In this case, this was a project at $EMPLOYER in an existing codebase with colleagues who have never seen Haskell code, using Haskell would've been a major error in judgement.

eru•1mo ago
I agree!

Haskell is a great language. It can even be a great language for beginners, especially if there's some senior help on hand.

But it's a terrible language to foist upon an unsuspecting and even unwilling victim.

tgv•1mo ago
So ... someone calls their parsing strategy "resilient LL parsing" without actually implementing LL parsing, a technique known since the 1970s, and then has an infinite recursion bug? Probably skipped Parsing 101.
sureglymop•1mo ago
In rust I really like the grmtools set of tools: https://github.com/softdevteam/grmtools.

It is lexx/yacc style lexer and parser generation and generates an LR1 parser but using the CPCT+ algorithm for error recovery. Iirc the way it works is that when an error occurs, the nearest likely valid token is inserted, the error is recorded and parsing continues.

I would use this for anything that is simple enough and recursive descent for anything more complicated and where even more context is needed for errors.

ratmice•1mo ago
I always feel that when saying lex/yacc style tools, it comes with a lot of preconceived notions that using the tools involves a slow development cycle with code gen + compilation steps.

What drew me to the grmtools (eventually contributing to it) was that you can evaluate grammars basically like an interpreter without going through that compilation process. Leading to a fairly quick turnaround times during language development process.

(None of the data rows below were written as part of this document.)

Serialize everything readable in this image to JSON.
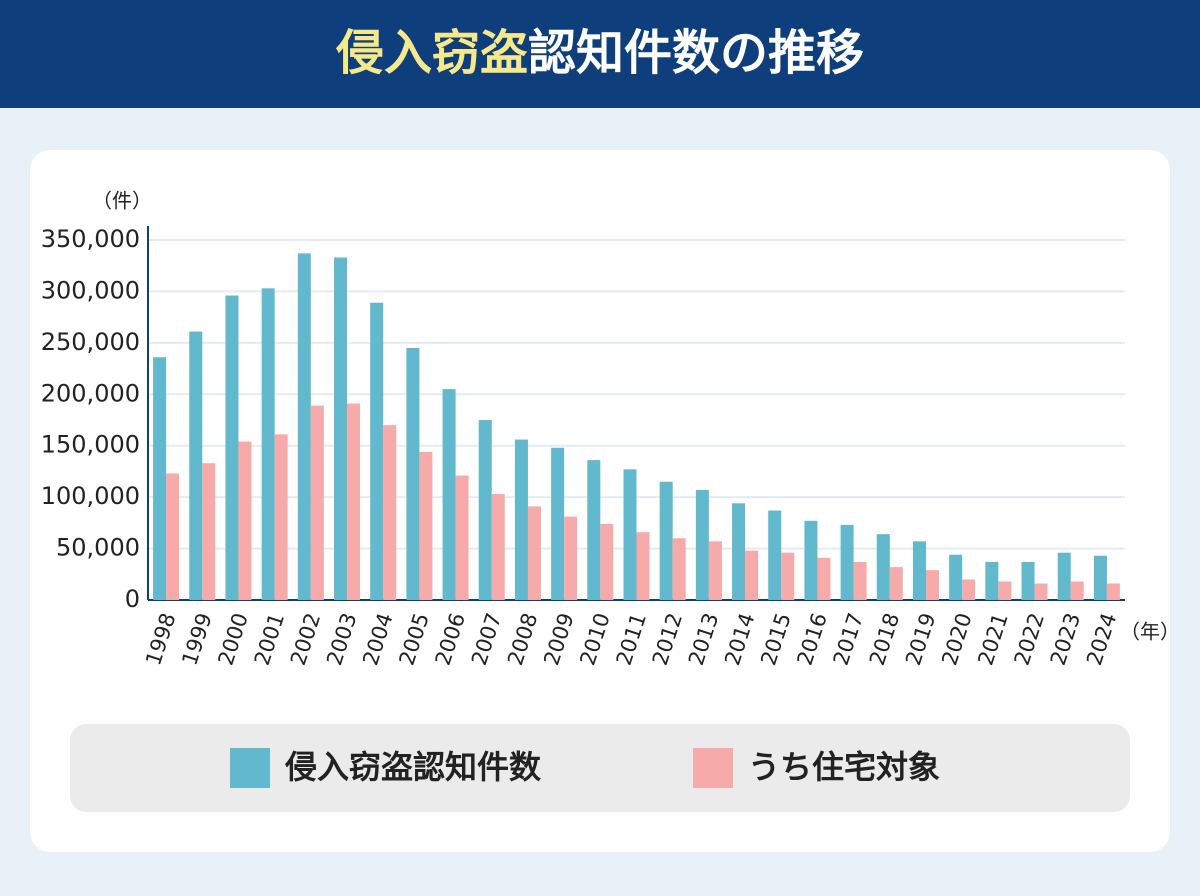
{
  "chart_data": {
    "type": "bar",
    "title": [
      "侵入窃盗",
      "認知件数の推移"
    ],
    "y_label": "（件）",
    "x_label": "（年）",
    "categories": [
      "1998",
      "1999",
      "2000",
      "2001",
      "2002",
      "2003",
      "2004",
      "2005",
      "2006",
      "2007",
      "2008",
      "2009",
      "2010",
      "2011",
      "2012",
      "2013",
      "2014",
      "2015",
      "2016",
      "2017",
      "2018",
      "2019",
      "2020",
      "2021",
      "2022",
      "2023",
      "2024"
    ],
    "series": [
      {
        "name": "侵入窃盗認知件数",
        "color": "#62b8cc",
        "values": [
          236000,
          261000,
          296000,
          303000,
          337000,
          333000,
          289000,
          245000,
          205000,
          175000,
          156000,
          148000,
          136000,
          127000,
          115000,
          107000,
          94000,
          87000,
          77000,
          73000,
          64000,
          57000,
          44000,
          37000,
          37000,
          46000,
          43000
        ]
      },
      {
        "name": "うち住宅対象",
        "color": "#f7aaaa",
        "values": [
          123000,
          133000,
          154000,
          161000,
          189000,
          191000,
          170000,
          144000,
          121000,
          103000,
          91000,
          81000,
          74000,
          66000,
          60000,
          57000,
          48000,
          46000,
          41000,
          37000,
          32000,
          29000,
          20000,
          18000,
          16000,
          18000,
          16000
        ]
      }
    ],
    "ylim": [
      0,
      350000
    ],
    "yticks": [
      0,
      {
        "value": 50000,
        "label": "50,000"
      },
      {
        "value": 100000,
        "label": "100,000"
      },
      {
        "value": 150000,
        "label": "150,000"
      },
      {
        "value": 200000,
        "label": "200,000"
      },
      {
        "value": 250000,
        "label": "250,000"
      },
      {
        "value": 300000,
        "label": "300,000"
      },
      {
        "value": 350000,
        "label": "350,000"
      }
    ],
    "grid": true
  }
}
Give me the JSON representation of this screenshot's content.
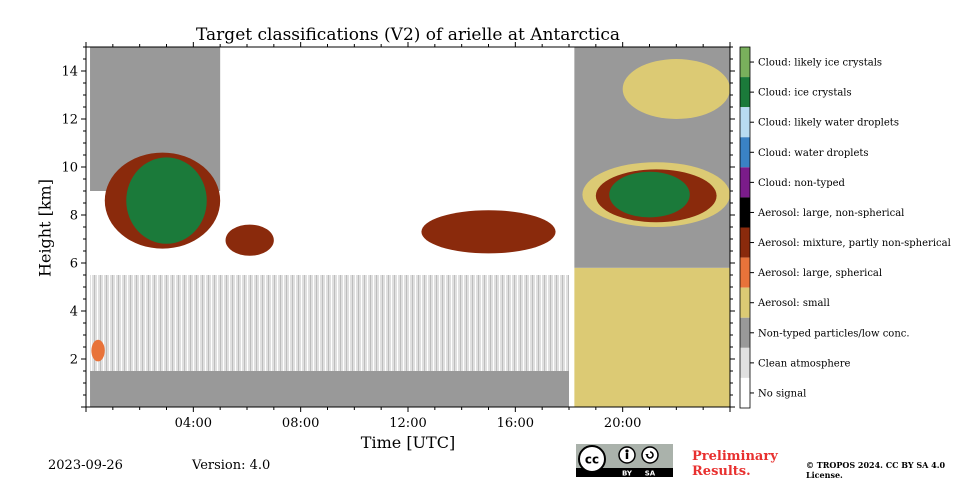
{
  "chart_data": {
    "type": "heatmap",
    "title": "Target classifications (V2) of arielle at Antarctica",
    "xlabel": "Time [UTC]",
    "ylabel": "Height [km]",
    "xlim": [
      0,
      24
    ],
    "ylim": [
      0,
      15
    ],
    "x_ticks": [
      {
        "value": 4,
        "label": "04:00"
      },
      {
        "value": 8,
        "label": "08:00"
      },
      {
        "value": 12,
        "label": "12:00"
      },
      {
        "value": 16,
        "label": "16:00"
      },
      {
        "value": 20,
        "label": "20:00"
      }
    ],
    "y_ticks": [
      {
        "value": 2,
        "label": "2"
      },
      {
        "value": 4,
        "label": "4"
      },
      {
        "value": 6,
        "label": "6"
      },
      {
        "value": 8,
        "label": "8"
      },
      {
        "value": 10,
        "label": "10"
      },
      {
        "value": 12,
        "label": "12"
      },
      {
        "value": 14,
        "label": "14"
      }
    ],
    "legend_placement": "right colorbar",
    "classes": [
      {
        "label": "Cloud: likely ice crystals",
        "color": "#79b05c"
      },
      {
        "label": "Cloud: ice crystals",
        "color": "#1b7a3a"
      },
      {
        "label": "Cloud: likely water droplets",
        "color": "#b8dcf2"
      },
      {
        "label": "Cloud: water droplets",
        "color": "#3a82c4"
      },
      {
        "label": "Cloud: non-typed",
        "color": "#7b1c8a"
      },
      {
        "label": "Aerosol: large, non-spherical",
        "color": "#000000"
      },
      {
        "label": "Aerosol: mixture, partly non-spherical",
        "color": "#8a2a0c"
      },
      {
        "label": "Aerosol: large, spherical",
        "color": "#e8733a"
      },
      {
        "label": "Aerosol: small",
        "color": "#dcca74"
      },
      {
        "label": "Non-typed particles/low conc.",
        "color": "#999999"
      },
      {
        "label": "Clean atmosphere",
        "color": "#e0e0e0"
      },
      {
        "label": "No signal",
        "color": "#ffffff"
      }
    ],
    "regions": [
      {
        "class": "Non-typed particles/low conc.",
        "x": [
          0.15,
          18.0
        ],
        "y": [
          0,
          1.5
        ]
      },
      {
        "class": "Clean atmosphere",
        "x": [
          0.15,
          18.0
        ],
        "y": [
          1.5,
          5.5
        ]
      },
      {
        "class": "Non-typed particles/low conc.",
        "x": [
          0.15,
          5.0
        ],
        "y": [
          9.0,
          15.0
        ]
      },
      {
        "class": "Aerosol: small",
        "x": [
          18.2,
          24.0
        ],
        "y": [
          0,
          5.8
        ]
      },
      {
        "class": "Non-typed particles/low conc.",
        "x": [
          18.2,
          24.0
        ],
        "y": [
          5.8,
          15.0
        ]
      },
      {
        "class": "Aerosol: mixture, partly non-spherical",
        "x": [
          0.7,
          5.0
        ],
        "y": [
          6.6,
          10.6
        ]
      },
      {
        "class": "Cloud: ice crystals",
        "x": [
          1.5,
          4.5
        ],
        "y": [
          6.8,
          10.4
        ]
      },
      {
        "class": "Aerosol: mixture, partly non-spherical",
        "x": [
          5.2,
          7.0
        ],
        "y": [
          6.3,
          7.6
        ]
      },
      {
        "class": "Aerosol: mixture, partly non-spherical",
        "x": [
          12.5,
          17.5
        ],
        "y": [
          6.4,
          8.2
        ]
      },
      {
        "class": "Aerosol: small",
        "x": [
          18.5,
          24.0
        ],
        "y": [
          7.5,
          10.2
        ]
      },
      {
        "class": "Aerosol: mixture, partly non-spherical",
        "x": [
          19.0,
          23.5
        ],
        "y": [
          7.7,
          9.9
        ]
      },
      {
        "class": "Cloud: ice crystals",
        "x": [
          19.5,
          22.5
        ],
        "y": [
          7.9,
          9.8
        ]
      },
      {
        "class": "Aerosol: small",
        "x": [
          20.0,
          24.0
        ],
        "y": [
          12.0,
          14.5
        ]
      },
      {
        "class": "Aerosol: large, spherical",
        "x": [
          0.2,
          0.7
        ],
        "y": [
          1.9,
          2.8
        ]
      }
    ]
  },
  "footer": {
    "date": "2023-09-26",
    "version": "Version: 4.0",
    "preliminary": "Preliminary Results.",
    "copyright": "© TROPOS 2024. CC BY SA 4.0 License.",
    "cc_badge_text": [
      "BY",
      "SA"
    ]
  }
}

I hope this year I can work on porting my grmtools based LSP to browser/wasm.

sureglymop•1mo ago
I've seen your commits, thank you sincerely for your work!
dcrazy•1mo ago
I’m curious why the author chose to model this as an assertion stack. The developer must still remember to consume the assertion within the loop. Could the original example not be rewritten more simply as:

    const result: ast.Expression[] = [];
    p.expect("(");
    while (!p.eof() && !p.at(")")) {
     subexpr = expression(p);
     assert(p !== undefined); // << here
     result.push(subexpr);
     if (!p.at(")")) p.expect(",");
    }
    p.expect(")");
    return result;
matklad•1mo ago
I assume you ment to write `assert(subexpression != undefined)`?

This is resilient parsing --- we are parsing source code with syntax errors, but still want to produce a best-effort syntax tree. Although expression is required by the grammar, the `expression` function might still return nothing if the user typed some garbage there instead of a valid expression.

However, even if we return nothing due to garbage, there are two possible behaviors:

* We can consume no tokens, making a guess that what looks like "garbage" from the perspective of expression parser is actually a start of next larger syntax construct:

``` function f() { let x = foo(1, let not_garbage = 92; } ```

In this example, it would be smart to _not_ consume `let` when parsing `foo(`'s arglist.

* Alternatively, we can consume some tokens, guessing that the user _meant_ to write an expression there

``` function f() { let x = foo(1, /); } ```

In the above example, it would be smart to skip over `/`.